Without a system like this, you would require many HSMs physically co-located with every server around the world, you would be trusting entirely in the ability of the HSM to withstand prolonged physical attack/analysis by a highly-resourced adversary (I'd consider this security suicide), and you would still not have the ability for the bank to cut off impersonation at any moment.
I have, incidentally, downvoted your comment, because you are complaining about downvotes. Don't do that.
A HSM does not need to be physically attached to "every server around the world". This is what they've built here, yet another network attached HSM, but not by following the standard PKCS protocols.
(On the subject of HSM physical attacks: That's another issue altogether, and does not stop at the HSM. But normally that's not an attack you defend against, because you have the relevant contractual obligations against your infrastructure provider.)
I promise not to ask about downvotes again. But the question was honest; if I'm wrong I want to know it.
Why do you think banks don't use HSMs?

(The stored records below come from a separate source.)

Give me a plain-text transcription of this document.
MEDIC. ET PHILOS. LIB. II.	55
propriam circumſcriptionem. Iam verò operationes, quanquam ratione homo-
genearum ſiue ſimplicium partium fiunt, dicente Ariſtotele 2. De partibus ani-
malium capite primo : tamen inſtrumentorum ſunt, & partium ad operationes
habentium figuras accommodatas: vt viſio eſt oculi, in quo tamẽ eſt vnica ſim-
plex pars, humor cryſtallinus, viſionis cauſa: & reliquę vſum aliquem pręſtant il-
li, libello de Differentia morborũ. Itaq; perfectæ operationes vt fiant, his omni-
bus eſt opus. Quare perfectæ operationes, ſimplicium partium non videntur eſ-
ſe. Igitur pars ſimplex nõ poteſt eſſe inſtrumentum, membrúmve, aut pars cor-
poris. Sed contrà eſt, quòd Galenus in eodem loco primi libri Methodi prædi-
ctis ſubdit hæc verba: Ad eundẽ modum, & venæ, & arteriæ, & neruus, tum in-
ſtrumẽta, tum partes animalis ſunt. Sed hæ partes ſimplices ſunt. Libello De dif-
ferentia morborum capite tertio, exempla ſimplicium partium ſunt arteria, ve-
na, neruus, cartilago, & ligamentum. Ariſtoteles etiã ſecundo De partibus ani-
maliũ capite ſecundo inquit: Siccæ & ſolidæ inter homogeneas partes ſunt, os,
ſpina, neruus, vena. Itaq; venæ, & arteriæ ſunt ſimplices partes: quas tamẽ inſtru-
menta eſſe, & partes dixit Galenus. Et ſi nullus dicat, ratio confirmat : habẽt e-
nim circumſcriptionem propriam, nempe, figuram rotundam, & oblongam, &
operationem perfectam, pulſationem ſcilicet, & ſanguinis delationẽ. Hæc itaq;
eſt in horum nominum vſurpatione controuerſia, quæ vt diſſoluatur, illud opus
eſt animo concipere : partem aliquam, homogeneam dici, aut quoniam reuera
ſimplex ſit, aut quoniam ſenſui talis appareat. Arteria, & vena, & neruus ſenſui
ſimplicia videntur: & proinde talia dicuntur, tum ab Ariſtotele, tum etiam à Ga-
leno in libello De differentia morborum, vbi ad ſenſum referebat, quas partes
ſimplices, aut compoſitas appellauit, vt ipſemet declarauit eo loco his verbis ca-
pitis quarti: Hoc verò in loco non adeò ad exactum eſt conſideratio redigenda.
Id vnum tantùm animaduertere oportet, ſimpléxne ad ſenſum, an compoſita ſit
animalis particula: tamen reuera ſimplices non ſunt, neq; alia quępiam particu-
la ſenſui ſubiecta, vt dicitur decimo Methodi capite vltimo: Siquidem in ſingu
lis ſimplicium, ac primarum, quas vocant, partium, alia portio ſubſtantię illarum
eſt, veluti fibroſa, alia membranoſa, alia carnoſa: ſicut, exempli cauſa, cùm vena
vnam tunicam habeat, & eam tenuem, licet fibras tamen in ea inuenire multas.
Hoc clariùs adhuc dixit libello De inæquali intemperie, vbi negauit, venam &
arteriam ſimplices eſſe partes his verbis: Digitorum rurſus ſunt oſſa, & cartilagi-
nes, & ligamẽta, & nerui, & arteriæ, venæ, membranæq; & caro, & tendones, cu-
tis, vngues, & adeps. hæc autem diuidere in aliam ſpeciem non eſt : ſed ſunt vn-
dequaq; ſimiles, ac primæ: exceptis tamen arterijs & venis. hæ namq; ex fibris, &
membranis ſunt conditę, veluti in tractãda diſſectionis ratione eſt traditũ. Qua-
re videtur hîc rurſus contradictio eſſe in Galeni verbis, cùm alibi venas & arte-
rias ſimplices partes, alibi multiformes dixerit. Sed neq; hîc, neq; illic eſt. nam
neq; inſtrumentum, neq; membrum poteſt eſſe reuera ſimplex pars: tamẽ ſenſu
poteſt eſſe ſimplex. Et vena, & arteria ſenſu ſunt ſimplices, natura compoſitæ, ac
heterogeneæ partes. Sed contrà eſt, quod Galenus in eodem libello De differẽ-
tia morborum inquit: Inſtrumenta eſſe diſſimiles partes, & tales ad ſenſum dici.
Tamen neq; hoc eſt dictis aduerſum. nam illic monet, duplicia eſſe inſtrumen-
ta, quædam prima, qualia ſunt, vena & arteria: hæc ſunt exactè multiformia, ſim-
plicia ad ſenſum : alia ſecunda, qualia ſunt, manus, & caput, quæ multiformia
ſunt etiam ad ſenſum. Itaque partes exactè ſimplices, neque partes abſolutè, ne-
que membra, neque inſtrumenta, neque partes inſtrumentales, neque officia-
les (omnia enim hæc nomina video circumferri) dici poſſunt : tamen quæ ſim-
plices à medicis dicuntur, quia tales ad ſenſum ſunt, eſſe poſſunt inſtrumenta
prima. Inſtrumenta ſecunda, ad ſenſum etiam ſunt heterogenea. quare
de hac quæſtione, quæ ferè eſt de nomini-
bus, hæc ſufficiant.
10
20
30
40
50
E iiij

They do. They are off the shelf products. If it's the "correct" solution to your problems depends on what your problem actually is.
In this case Cloudflare apparently thought it was the right solution in theory but developed their own instead of using existing products and/or standards. I don't know the rationale for this, but I'd be interesting in knowing more, as you can read in my comment above.
I don't know why I should point out that Cloudflare did the wrong thing. Perhaps you are confusing me with someone else?
What I did say is that the alternative to the described solution is to use a HSM, and that their solution should offer equivalent security.
You said "There is no practical improvement here.".
If CloudFlare has not done something wrong, then why did you say that?
Before you answer that question, remember: A hypothetical solution is not a practical solution. A practical solution is always a practical improvement over the case where there was no existing practical solution offered.
And before you say "They should have used HSMs", remember: CloudFlare has made it clear that HSMs being under their control was simply not an option. It was clear in their first blog post, and just for good measure, it was made absolutely explicit in an interview with Ars[0] where CloudFlare's CEO said "there’s no vault we can ever build that they’ll trust us with their SSL keys".
That was in response to: "It is a huge improvement. Nobody can impersonate the bank without the bank's cooperation."
And that is not true. The alternative is not to let other organizations impersonate you without your cooperation. That is very clear from the article. Storing plaintext keys with Cloudflare was never on the table. That's not why they built it.
There reasons to why Cloudflare built their own, probably good ones because Cloudflare employs some talented people, and I would think they have to do with the scale Cloudflare operates at.
Network attached HSMs are off the shelf devices. If you've worked with PKI, you've seen them. And that is what they would have went with if they hadn't built this. If it was right or wrong to go with a home-grown HSM instead of an off the shelf one is not something I could possibly know -- but I know it's not a "huge improvement in security" to build your own. The fact that is offers comparable security is probably why the bank chose it.
If there is one thing to take away from the article, it should be: Don't invent your own security protocols. Buy off the shelf devices. If you really need to build your own, this is how.
Please summarize the differences between this protocol and PKCS instead of downvoting.